The Gator ate my map. 







Take care.


----------



## alleyyooper (Jun 21, 2017)

you have gators in BC?

  Al


----------



## Dave Hadden (Jun 21, 2017)

alleyyooper said:


> you have gators in BC?
> 
> Al



Not really. Just an old "croc" posting a joke.

Tyee time is getting closer though so I'm looking forward to that.








Take care.


----------



## CentaurG2 (Jun 21, 2017)

Crazy things do pop up from time to time. Here is one in the Charles river in Boston MA.


http://archive.boston.com/news/local/massachusetts/gallery/091010_gator/


----------



## hanniedog (Jun 21, 2017)

Ya never know they found a 12ft Bull Shark in a Southern Ohio river.


----------



## CentaurG2 (Jun 21, 2017)

We cant forget the Anaconda snake in Westbrook last year.


https://www.bostonglobe.com/metro/2...gs-anaconda/qf9d3p1L6SZFNt3qS7tI2L/story.html


----------



## fubar2 (Jun 22, 2017)

hanniedog said:


> Ya never know they found a 12ft Bull Shark in a Southern Ohio river.


Which river ya know?


----------



## hanniedog (Jun 22, 2017)

Can't remember where I read about it. The size might be a little over stated. Will have to see if I can find it.
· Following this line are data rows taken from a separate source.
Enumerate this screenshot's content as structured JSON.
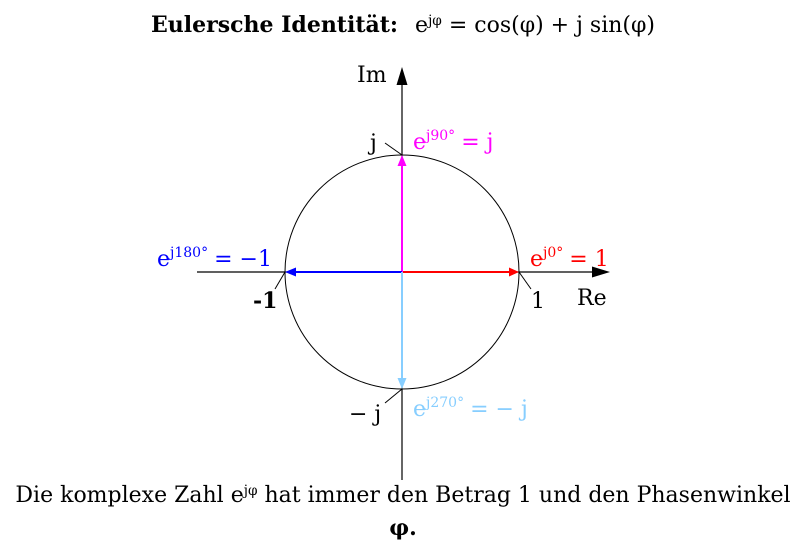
{
  "title": {
    "label": "Eulersche Identität:",
    "e": "e",
    "exp": "jφ",
    "rhs": "= cos(φ) + j sin(φ)"
  },
  "axes": {
    "x_label": "Re",
    "y_label": "Im"
  },
  "ticks": {
    "plus_one": "1",
    "minus_one": "-1",
    "plus_j": "j",
    "minus_j": "− j"
  },
  "vectors": {
    "deg0": {
      "base": "e",
      "exp": "j0°",
      "value": "= 1",
      "color": "#ff0000"
    },
    "deg90": {
      "base": "e",
      "exp": "j90°",
      "value": "= j",
      "color": "#ff00ff"
    },
    "deg180": {
      "base": "e",
      "exp": "j180°",
      "value": "= −1",
      "color": "#0000ff"
    },
    "deg270": {
      "base": "e",
      "exp": "j270°",
      "value": "= − j",
      "color": "#87ceff"
    }
  },
  "caption": {
    "pre": "Die komplexe Zahl ",
    "e": "e",
    "exp": "jφ",
    "mid": " hat immer den Betrag 1 und den Phasenwinkel ",
    "last": "φ."
  }
}
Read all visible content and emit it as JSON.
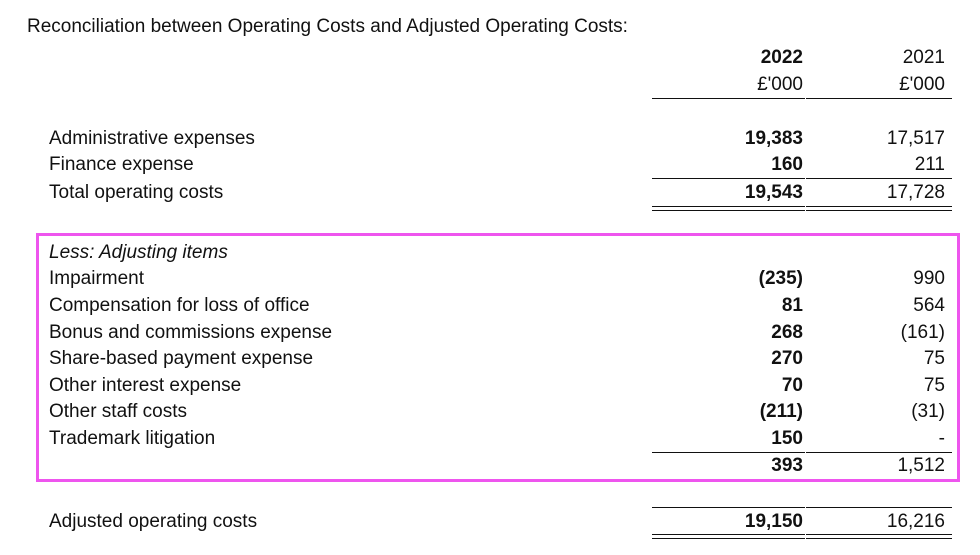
{
  "title": "Reconciliation between Operating Costs and Adjusted Operating Costs:",
  "headers": {
    "year_2022": "2022",
    "unit_2022": "£'000",
    "year_2021": "2021",
    "unit_2021": "£'000"
  },
  "operating": [
    {
      "label": "Administrative expenses",
      "v2022": "19,383",
      "v2021": "17,517"
    },
    {
      "label": "Finance expense",
      "v2022": "160",
      "v2021": "211"
    },
    {
      "label": "Total operating costs",
      "v2022": "19,543",
      "v2021": "17,728"
    }
  ],
  "adjusting": {
    "heading": "Less: Adjusting items",
    "items": [
      {
        "label": "Impairment",
        "v2022": "(235)",
        "v2021": "990"
      },
      {
        "label": "Compensation for loss of office",
        "v2022": "81",
        "v2021": "564"
      },
      {
        "label": "Bonus and commissions expense",
        "v2022": "268",
        "v2021": "(161)"
      },
      {
        "label": "Share-based payment expense",
        "v2022": "270",
        "v2021": "75"
      },
      {
        "label": "Other interest expense",
        "v2022": "70",
        "v2021": "75"
      },
      {
        "label": "Other staff costs",
        "v2022": "(211)",
        "v2021": "(31)"
      },
      {
        "label": "Trademark litigation",
        "v2022": "150",
        "v2021": "-"
      }
    ],
    "total_2022": "393",
    "total_2021": "1,512"
  },
  "adjusted": {
    "label": "Adjusted operating costs",
    "v2022": "19,150",
    "v2021": "16,216"
  },
  "highlight_color": "#ee55ee"
}
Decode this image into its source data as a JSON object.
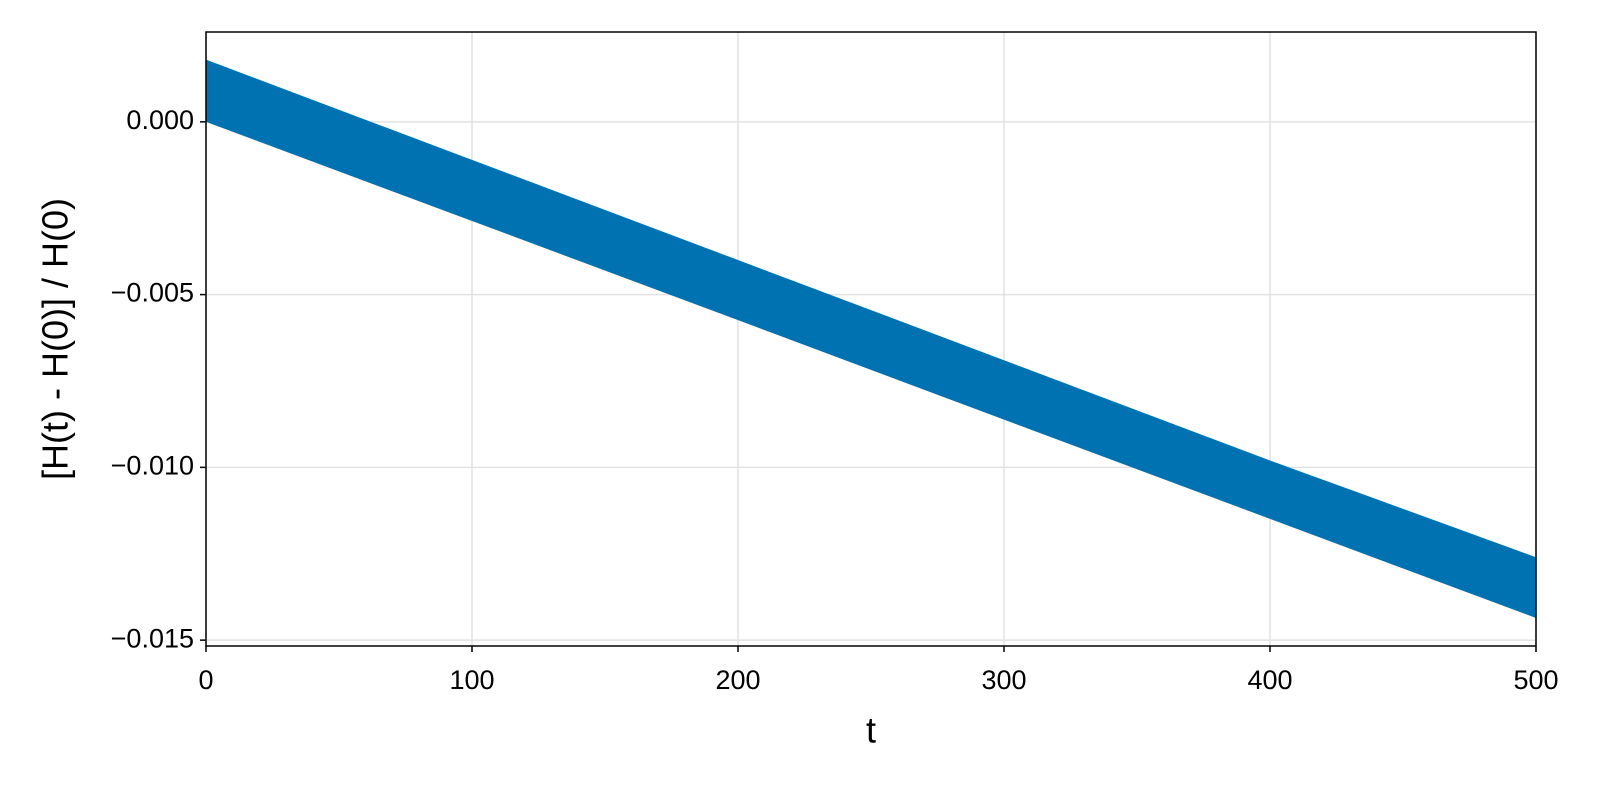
{
  "chart_data": {
    "type": "band",
    "xlabel": "t",
    "ylabel": "[H(t) - H(0)] / H(0)",
    "x": [
      0,
      100,
      200,
      300,
      400,
      500
    ],
    "series": [
      {
        "color": "#0072b2",
        "upper": [
          0.0018,
          -0.0011,
          -0.004,
          -0.0069,
          -0.0098,
          -0.0126
        ],
        "lower": [
          0.0,
          -0.00287,
          -0.00574,
          -0.00862,
          -0.01149,
          -0.01436
        ]
      }
    ],
    "xlim": [
      0,
      500
    ],
    "xticks": [
      0,
      100,
      200,
      300,
      400,
      500
    ],
    "ylim": [
      -0.01517,
      0.0026
    ],
    "yticks": [
      {
        "value": 0,
        "label": "0.000"
      },
      {
        "value": -0.005,
        "label": "−0.005"
      },
      {
        "value": -0.01,
        "label": "−0.010"
      },
      {
        "value": -0.015,
        "label": "−0.015"
      }
    ],
    "grid": true
  }
}
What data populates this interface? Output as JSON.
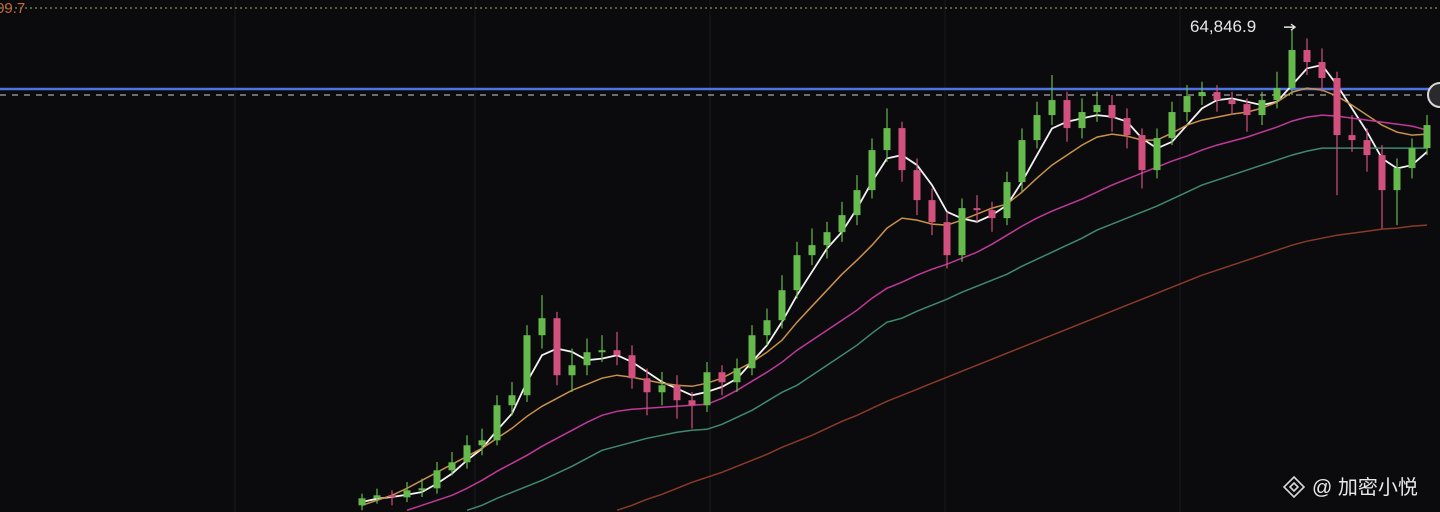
{
  "chart_data": {
    "type": "candlestick",
    "ylim": [
      50400,
      65750
    ],
    "top_label": "09.7",
    "high_label": "64,846.9",
    "high_index": 62,
    "watermark": "@ 加密小悦",
    "up_color": "#66b94c",
    "down_color": "#d1507c",
    "price_lines": [
      {
        "value": 65510,
        "color": "#9ab85a",
        "style": "dotted"
      },
      {
        "value": 63080,
        "color": "#4d74e0",
        "style": "solid"
      },
      {
        "value": 62900,
        "color": "#cfcfcf",
        "style": "dashed"
      }
    ],
    "open": [
      50600,
      50810,
      50900,
      50840,
      51050,
      51110,
      51650,
      51890,
      52400,
      52550,
      53600,
      53900,
      55700,
      56210,
      54500,
      54800,
      55190,
      55250,
      55100,
      54410,
      53990,
      54200,
      53750,
      53600,
      54590,
      54290,
      54710,
      55700,
      56150,
      57050,
      58100,
      58400,
      58790,
      59300,
      60050,
      61250,
      61910,
      60650,
      59750,
      59090,
      58100,
      59510,
      59450,
      59210,
      60290,
      61550,
      62300,
      62750,
      61910,
      62390,
      62600,
      62210,
      61700,
      60650,
      61610,
      62390,
      62870,
      62990,
      62750,
      62630,
      62300,
      62750,
      63110,
      64250,
      63890,
      63410,
      61700,
      61550,
      61100,
      60050,
      60710,
      61310
    ],
    "high": [
      50950,
      51100,
      51050,
      51300,
      51400,
      51900,
      52200,
      52700,
      52900,
      53900,
      54300,
      56000,
      56900,
      56400,
      55300,
      55600,
      55700,
      55800,
      55400,
      54700,
      54600,
      54500,
      54000,
      54900,
      54800,
      55000,
      56000,
      56500,
      57500,
      58500,
      58900,
      59100,
      59700,
      60500,
      61600,
      62500,
      62100,
      61000,
      60100,
      59400,
      59800,
      59900,
      59700,
      60600,
      61900,
      62700,
      63500,
      63000,
      62800,
      63000,
      62900,
      62500,
      61900,
      61900,
      62700,
      63200,
      63300,
      63200,
      63000,
      62800,
      63000,
      63600,
      64846.9,
      64600,
      64300,
      63600,
      62300,
      61900,
      61400,
      61000,
      61600,
      62300
    ],
    "low": [
      50450,
      50650,
      50600,
      50700,
      50850,
      50950,
      51500,
      51700,
      52100,
      52400,
      53300,
      53700,
      55300,
      54200,
      54000,
      54500,
      54900,
      54800,
      54100,
      53300,
      53600,
      53200,
      52900,
      53400,
      53900,
      54000,
      54500,
      55400,
      55900,
      56800,
      57800,
      58000,
      58500,
      59000,
      59800,
      60900,
      60300,
      59300,
      58700,
      57700,
      57900,
      59100,
      58800,
      59000,
      60000,
      61300,
      62000,
      61500,
      61600,
      62100,
      61800,
      61300,
      60100,
      60400,
      61400,
      62100,
      62600,
      62400,
      62300,
      61800,
      62000,
      62500,
      62900,
      63500,
      63000,
      59900,
      61200,
      60600,
      58900,
      59000,
      60400,
      61100
    ],
    "close": [
      50810,
      50900,
      50840,
      51050,
      51110,
      51650,
      51890,
      52400,
      52550,
      53600,
      53900,
      55700,
      56210,
      54500,
      54800,
      55190,
      55250,
      55100,
      54410,
      53990,
      54200,
      53750,
      53600,
      54590,
      54290,
      54710,
      55700,
      56150,
      57050,
      58100,
      58400,
      58790,
      59300,
      60050,
      61250,
      61910,
      60650,
      59750,
      59090,
      58100,
      59510,
      59450,
      59210,
      60290,
      61550,
      62300,
      62750,
      61910,
      62390,
      62600,
      62210,
      61700,
      60650,
      61610,
      62390,
      62870,
      62990,
      62750,
      62630,
      62300,
      62750,
      63110,
      64250,
      63890,
      63410,
      61700,
      61550,
      61100,
      60050,
      60710,
      61310,
      62000
    ],
    "series": [
      {
        "color": "#f2f2f2",
        "values": [
          50700,
          50800,
          50850,
          50920,
          51000,
          51250,
          51550,
          51950,
          52300,
          52850,
          53350,
          54300,
          55100,
          55300,
          55200,
          54950,
          55000,
          55100,
          54900,
          54600,
          54300,
          54100,
          53900,
          54000,
          54150,
          54400,
          54900,
          55400,
          56100,
          56900,
          57600,
          58300,
          58800,
          59500,
          60300,
          61000,
          61100,
          60800,
          60200,
          59400,
          59200,
          59100,
          59300,
          59600,
          60300,
          61100,
          61900,
          62100,
          62200,
          62300,
          62250,
          62100,
          61600,
          61300,
          61500,
          62000,
          62500,
          62750,
          62800,
          62700,
          62600,
          62700,
          63200,
          63700,
          63800,
          63200,
          62500,
          61800,
          61000,
          60700,
          60800,
          61200
        ]
      },
      {
        "color": "#c9924a",
        "values": [
          50600,
          50750,
          50900,
          51110,
          51350,
          51590,
          51830,
          52070,
          52310,
          52610,
          52910,
          53270,
          53570,
          53810,
          54050,
          54230,
          54410,
          54500,
          54440,
          54350,
          54260,
          54200,
          54170,
          54260,
          54410,
          54650,
          54890,
          55190,
          55550,
          56090,
          56570,
          57050,
          57530,
          57950,
          58400,
          58910,
          59210,
          59150,
          59030,
          59000,
          59150,
          59330,
          59510,
          59630,
          59990,
          60410,
          60800,
          61100,
          61400,
          61640,
          61730,
          61670,
          61550,
          61550,
          61760,
          62000,
          62150,
          62240,
          62330,
          62390,
          62510,
          62690,
          62990,
          63110,
          63050,
          62870,
          62600,
          62300,
          62000,
          61790,
          61700,
          61730
        ]
      },
      {
        "color": "#c0399a",
        "values": [
          null,
          null,
          null,
          50450,
          50600,
          50750,
          50900,
          51110,
          51350,
          51620,
          51860,
          52100,
          52370,
          52610,
          52850,
          53090,
          53300,
          53420,
          53480,
          53510,
          53540,
          53570,
          53600,
          53630,
          53810,
          54050,
          54320,
          54590,
          54890,
          55250,
          55550,
          55850,
          56150,
          56450,
          56810,
          57110,
          57290,
          57500,
          57680,
          57830,
          58010,
          58190,
          58430,
          58700,
          58970,
          59210,
          59420,
          59600,
          59780,
          59990,
          60200,
          60380,
          60560,
          60740,
          60920,
          61070,
          61250,
          61400,
          61520,
          61640,
          61790,
          61940,
          62120,
          62240,
          62300,
          62270,
          62210,
          62150,
          62090,
          62030,
          61970,
          61850
        ]
      },
      {
        "color": "#3f8a6c",
        "values": [
          null,
          null,
          null,
          null,
          null,
          null,
          null,
          50450,
          50600,
          50810,
          50990,
          51170,
          51350,
          51560,
          51770,
          52010,
          52250,
          52370,
          52490,
          52610,
          52700,
          52790,
          52850,
          52880,
          53030,
          53240,
          53450,
          53720,
          53990,
          54200,
          54500,
          54800,
          55100,
          55400,
          55760,
          56090,
          56210,
          56420,
          56600,
          56780,
          56990,
          57170,
          57350,
          57530,
          57770,
          57980,
          58190,
          58400,
          58610,
          58850,
          59030,
          59210,
          59390,
          59570,
          59780,
          59990,
          60200,
          60350,
          60500,
          60650,
          60800,
          60950,
          61100,
          61220,
          61310,
          61310,
          61310,
          61310,
          61310,
          61310,
          61310,
          61310
        ]
      },
      {
        "color": "#8a3a28",
        "values": [
          null,
          null,
          null,
          null,
          null,
          null,
          null,
          null,
          null,
          null,
          null,
          null,
          null,
          null,
          null,
          null,
          null,
          50450,
          50600,
          50780,
          50930,
          51110,
          51290,
          51440,
          51590,
          51770,
          51950,
          52130,
          52340,
          52520,
          52700,
          52910,
          53120,
          53300,
          53510,
          53720,
          53900,
          54080,
          54260,
          54440,
          54620,
          54800,
          54980,
          55160,
          55340,
          55520,
          55700,
          55880,
          56060,
          56240,
          56420,
          56600,
          56780,
          56960,
          57140,
          57320,
          57500,
          57650,
          57800,
          57950,
          58100,
          58250,
          58400,
          58520,
          58610,
          58700,
          58760,
          58820,
          58880,
          58910,
          58970,
          59000
        ]
      }
    ]
  }
}
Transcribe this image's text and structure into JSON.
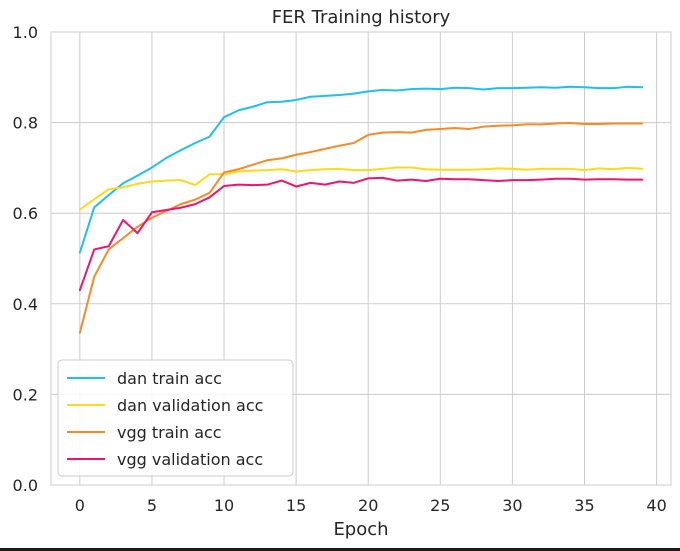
{
  "chart_data": {
    "type": "line",
    "title": "FER Training history",
    "xlabel": "Epoch",
    "ylabel": "",
    "xlim": [
      -2,
      41
    ],
    "ylim": [
      0,
      1.0
    ],
    "xticks": [
      0,
      5,
      10,
      15,
      20,
      25,
      30,
      35,
      40
    ],
    "yticks": [
      0.0,
      0.2,
      0.4,
      0.6,
      0.8,
      1.0
    ],
    "xtick_labels": [
      "0",
      "5",
      "10",
      "15",
      "20",
      "25",
      "30",
      "35",
      "40"
    ],
    "ytick_labels": [
      "0.0",
      "0.2",
      "0.4",
      "0.6",
      "0.8",
      "1.0"
    ],
    "grid": true,
    "legend_position": "bottom-left",
    "x": [
      0,
      1,
      2,
      3,
      4,
      5,
      6,
      7,
      8,
      9,
      10,
      11,
      12,
      13,
      14,
      15,
      16,
      17,
      18,
      19,
      20,
      21,
      22,
      23,
      24,
      25,
      26,
      27,
      28,
      29,
      30,
      31,
      32,
      33,
      34,
      35,
      36,
      37,
      38,
      39
    ],
    "series": [
      {
        "name": "dan train acc",
        "color": "#1fbff0",
        "values": [
          0.513,
          0.613,
          0.64,
          0.666,
          0.683,
          0.701,
          0.722,
          0.739,
          0.755,
          0.769,
          0.812,
          0.827,
          0.835,
          0.845,
          0.846,
          0.85,
          0.857,
          0.859,
          0.861,
          0.864,
          0.869,
          0.872,
          0.871,
          0.874,
          0.875,
          0.874,
          0.877,
          0.876,
          0.873,
          0.876,
          0.876,
          0.877,
          0.878,
          0.877,
          0.879,
          0.878,
          0.876,
          0.876,
          0.879,
          0.878
        ]
      },
      {
        "name": "dan validation acc",
        "color": "#ffd91a",
        "values": [
          0.608,
          0.631,
          0.653,
          0.657,
          0.665,
          0.67,
          0.672,
          0.673,
          0.662,
          0.686,
          0.686,
          0.692,
          0.694,
          0.695,
          0.697,
          0.692,
          0.695,
          0.697,
          0.698,
          0.695,
          0.695,
          0.698,
          0.701,
          0.701,
          0.697,
          0.696,
          0.696,
          0.696,
          0.697,
          0.699,
          0.698,
          0.696,
          0.698,
          0.698,
          0.698,
          0.695,
          0.699,
          0.697,
          0.7,
          0.698
        ]
      },
      {
        "name": "vgg train acc",
        "color": "#f58a27",
        "values": [
          0.336,
          0.46,
          0.52,
          0.545,
          0.57,
          0.59,
          0.605,
          0.62,
          0.63,
          0.645,
          0.69,
          0.697,
          0.707,
          0.717,
          0.721,
          0.729,
          0.735,
          0.742,
          0.749,
          0.755,
          0.773,
          0.778,
          0.779,
          0.778,
          0.784,
          0.786,
          0.788,
          0.786,
          0.791,
          0.793,
          0.794,
          0.796,
          0.796,
          0.798,
          0.799,
          0.797,
          0.797,
          0.798,
          0.798,
          0.798
        ]
      },
      {
        "name": "vgg validation acc",
        "color": "#f0146e",
        "values": [
          0.43,
          0.52,
          0.527,
          0.585,
          0.556,
          0.602,
          0.607,
          0.612,
          0.62,
          0.635,
          0.66,
          0.663,
          0.662,
          0.663,
          0.672,
          0.659,
          0.667,
          0.663,
          0.67,
          0.667,
          0.677,
          0.678,
          0.672,
          0.674,
          0.671,
          0.676,
          0.675,
          0.675,
          0.673,
          0.671,
          0.673,
          0.673,
          0.674,
          0.676,
          0.676,
          0.674,
          0.675,
          0.675,
          0.674,
          0.674
        ]
      }
    ]
  }
}
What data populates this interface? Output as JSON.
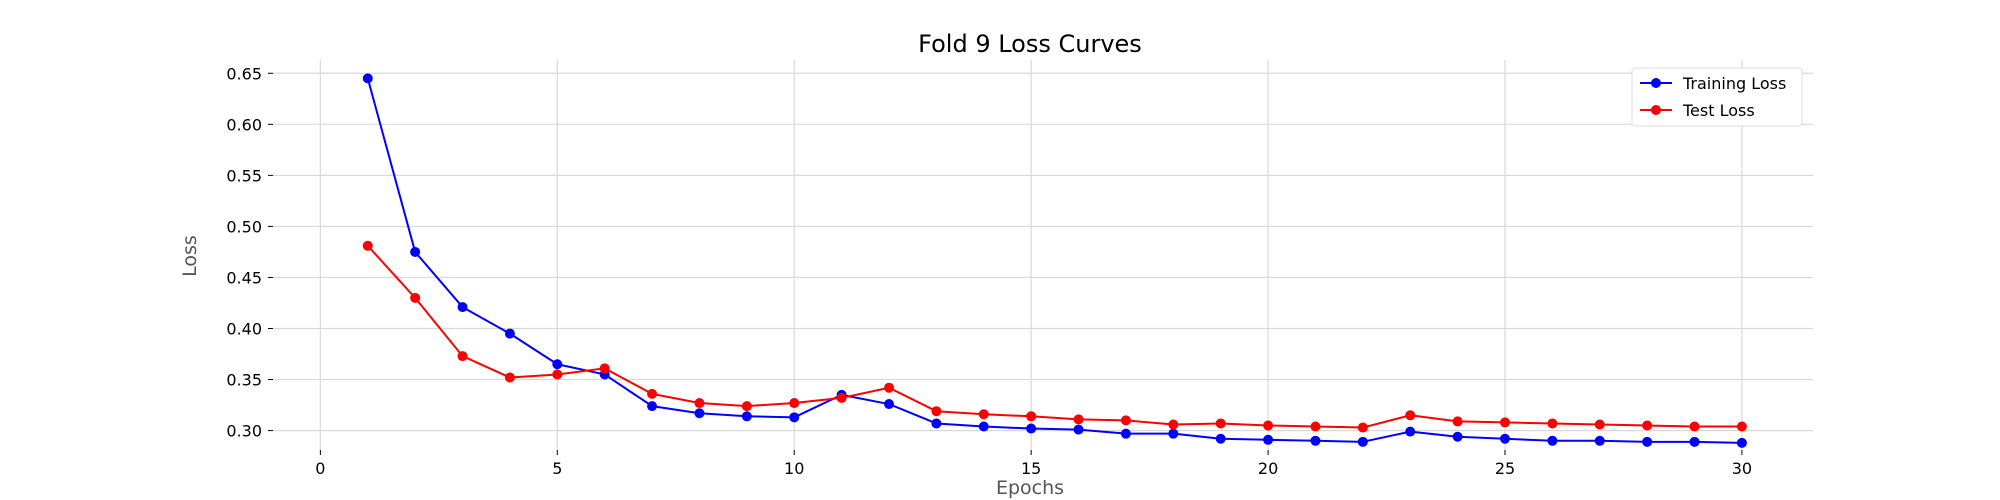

Great Miami River in Ohio just google it should pop up


----------



## fubar2 (Jun 24, 2017)

hanniedog said:


> Can't remember where I read about it. The size might be a little over stated. Will have to see if I can find it. Great Miami River in Ohio just google it should pop up


That'd be an eye opener pull that rascal in some night thinking you had another Catfish.


----------



## hanniedog (Jun 24, 2017)

Might need a bigger boat for that one.


----------



## Husky Man (Nov 8, 2017)

hanniedog said:


> Ya never know they found a 12ft Bull Shark in a Southern Ohio river.



I've read that Bull Sharks are pretty tolerant of fresh water, but Wow, that would be a Looooong way from Salt water.

Doug


----------



## Marshy (Nov 8, 2017)

3 gators were removed from a large river in central by this past summer. They were 4-5 ft long. They believe they were pets that got too big. Either that or the evidence was fully digested and their services were no longer needed.


----------